Alors Radio Static High, l'album radiophonique de Hey Colossus?

Mollo, pépère. On en n'est pas encore là. Si une poignée de titres se révèle très efficace et évolue à des tempi anormalement élevés pour le groupe (March of the Headaches, Hop The Railings, Numbed Out, Honey), Hey Colossus se garde toujours sous le coude des plages plus méditatives (Radio Static High, Memories Of Wonder), voire - je rechigne à employer le mot à cause de son galvaudage permanent, mais cette remarque fera office de mise en garde - psychédéliques. L'absolue cohérence de Black And Gold laisse donc place à une certaine variété des ambiances, toujours électriques mais allant du relativement éthéré au totalement saturé et abrasif ; une variété par ailleurs salutaire, quand on propose à l'auditeur une vingtaine de compositions en moins d'un an.
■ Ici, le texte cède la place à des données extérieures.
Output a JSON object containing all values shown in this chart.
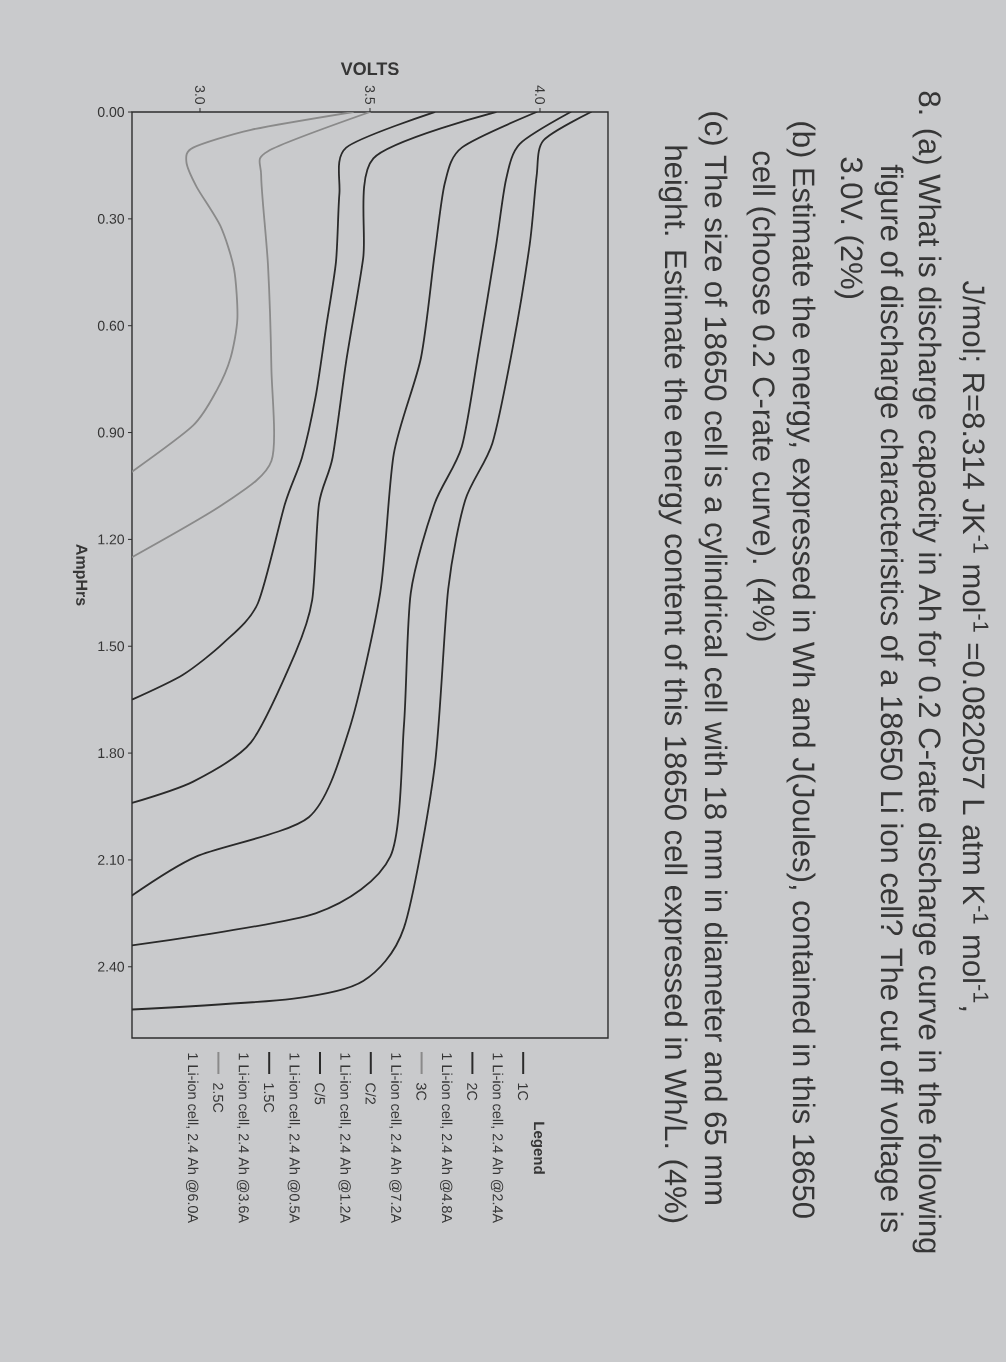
{
  "chart_data": {
    "type": "line",
    "xlabel": "VOLTS",
    "ylabel": "AmpHrs",
    "legend_title": "Legend",
    "legend": "bottom",
    "xlim": [
      2.8,
      4.2
    ],
    "ylim": [
      2.6,
      0
    ],
    "xticks": [
      {
        "value": 3,
        "label": "3.0"
      },
      3.5,
      {
        "value": 4,
        "label": "4.0"
      }
    ],
    "yticks": [
      {
        "value": 0,
        "label": "0.00"
      },
      {
        "value": 0.3,
        "label": "0.30"
      },
      {
        "value": 0.6,
        "label": "0.60"
      },
      {
        "value": 0.9,
        "label": "0.90"
      },
      {
        "value": 1.2,
        "label": "1.20"
      },
      {
        "value": 1.5,
        "label": "1.50"
      },
      {
        "value": 1.8,
        "label": "1.80"
      },
      {
        "value": 2.1,
        "label": "2.10"
      },
      {
        "value": 2.4,
        "label": "2.40"
      }
    ],
    "annotations": [
      "J/mol; R=8.314  JK$^{-1}$ mol$^{-1}$ =0.082057 L atm K$^{-1}$ mol$^{-1}$,",
      "8. (a) What is discharge capacity in Ah for 0.2 C-rate discharge curve in the following",
      "figure of discharge characteristics of a 18650 Li ion cell?  The cut off voltage is",
      "3.0V. (2%)",
      "(b) Estimate the energy, expressed in Wh and J(Joules), contained in this 18650",
      "cell (choose 0.2 C-rate curve). (4%)",
      "(c) The size of 18650 cell is a cylindrical cell with 18 mm in diameter and 65 mm",
      "height. Estimate the energy content of this 18650 cell expressed in Wh/L. (4%)",
      "1 Li-ion cell, 2.4 Ah @2.4A",
      "1 Li-ion cell, 2.4 Ah @4.8A",
      "1 Li-ion cell, 2.4 Ah @7.2A",
      "1 Li-ion cell, 2.4 Ah @1.2A",
      "1 Li-ion cell, 2.4 Ah @0.5A",
      "1 Li-ion cell, 2.4 Ah @3.6A",
      "1 Li-ion cell, 2.4 Ah @6.0A"
    ],
    "series": [
      {
        "name": "1C",
        "color": "#2a2a2a",
        "x": [
          3.99,
          3.77,
          3.72,
          3.69,
          3.65,
          3.57,
          3.53,
          3.44,
          3.32,
          2.99,
          2.8
        ],
        "values": [
          0,
          0.1,
          0.2,
          0.4,
          0.69,
          0.96,
          1.35,
          1.73,
          1.98,
          2.09,
          2.2
        ]
      },
      {
        "name": "2C",
        "color": "#2a2a2a",
        "x": [
          3.69,
          3.43,
          3.41,
          3.4,
          3.37,
          3.34,
          3.3,
          3.25,
          3.17,
          3.07,
          2.95,
          2.8
        ],
        "values": [
          0,
          0.1,
          0.23,
          0.42,
          0.61,
          0.8,
          0.97,
          1.1,
          1.38,
          1.49,
          1.58,
          1.65
        ]
      },
      {
        "name": "3C",
        "color": "#8a8a8a",
        "x": [
          3.45,
          3.15,
          2.98,
          2.96,
          2.99,
          3.06,
          3.1,
          3.11,
          3.09,
          3.05,
          2.98,
          2.8
        ],
        "values": [
          0,
          0.05,
          0.1,
          0.14,
          0.21,
          0.32,
          0.44,
          0.58,
          0.69,
          0.78,
          0.88,
          1.01
        ]
      },
      {
        "name": "C/2",
        "color": "#2a2a2a",
        "x": [
          4.09,
          3.94,
          3.9,
          3.87,
          3.82,
          3.77,
          3.69,
          3.62,
          3.6,
          3.56,
          3.34,
          2.8
        ],
        "values": [
          0,
          0.09,
          0.19,
          0.38,
          0.67,
          0.94,
          1.1,
          1.35,
          1.72,
          2.09,
          2.25,
          2.34
        ]
      },
      {
        "name": "C/5",
        "color": "#2a2a2a",
        "x": [
          4.15,
          4.01,
          3.99,
          3.97,
          3.92,
          3.86,
          3.78,
          3.73,
          3.69,
          3.6,
          3.48,
          3.27,
          2.8
        ],
        "values": [
          0,
          0.08,
          0.18,
          0.37,
          0.66,
          0.93,
          1.09,
          1.34,
          1.84,
          2.29,
          2.44,
          2.49,
          2.52
        ]
      },
      {
        "name": "1.5C",
        "color": "#2a2a2a",
        "x": [
          3.87,
          3.51,
          3.48,
          3.43,
          3.39,
          3.35,
          3.33,
          3.28,
          3.15,
          2.98,
          2.8
        ],
        "values": [
          0,
          0.13,
          0.41,
          0.7,
          0.97,
          1.1,
          1.37,
          1.52,
          1.77,
          1.88,
          1.94
        ]
      },
      {
        "name": "2.5C",
        "color": "#8a8a8a",
        "x": [
          3.5,
          3.2,
          3.18,
          3.2,
          3.21,
          3.21,
          3.07,
          2.8
        ],
        "values": [
          0,
          0.11,
          0.18,
          0.43,
          0.72,
          0.98,
          1.1,
          1.25
        ]
      }
    ]
  }
}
Les deux disques restent en tout cas intimement liés, par une unité de son déjà, mais aussi par certains réflexes kraut-rock particulièrement réussis (Another Head, ou Snapping Undone qui évoque presque un Lumerians testostéroné). Même né en seulement huit mois de gestation, Radio Static Highn'a rien d'un disque prématuré. Inaltérable est le plaisir de se repaître d'une nouvelle salve de ce groove lourd et répétitif, et de cette manière unique d'entremêler les riffs autour de cette pulsation. Inutile alors d'épiloguer : Radio Static High est le complément idéal et indispensable de Black And Gold, et un second disque à écouter d'urgence en cette chienne d'année 2015, pour se consoler de la persistante médiocrité de ses détestables semblables et d'une fin d'été bien trop pauvre en mirabelles.

Mattooh

Brasser la merde

2 commentaires

  1. commandant cool'sto

    "Sortir un excellent disque, pour un groupe de rock, c'est déjà très bien."

    Faut dire que c'est pas une mince affaire non plus... ! Excellent album en tout cas, merci pour la découverte.

  2. Indus

    Très bon album, du bon rock, comme on en fait que trop rarement.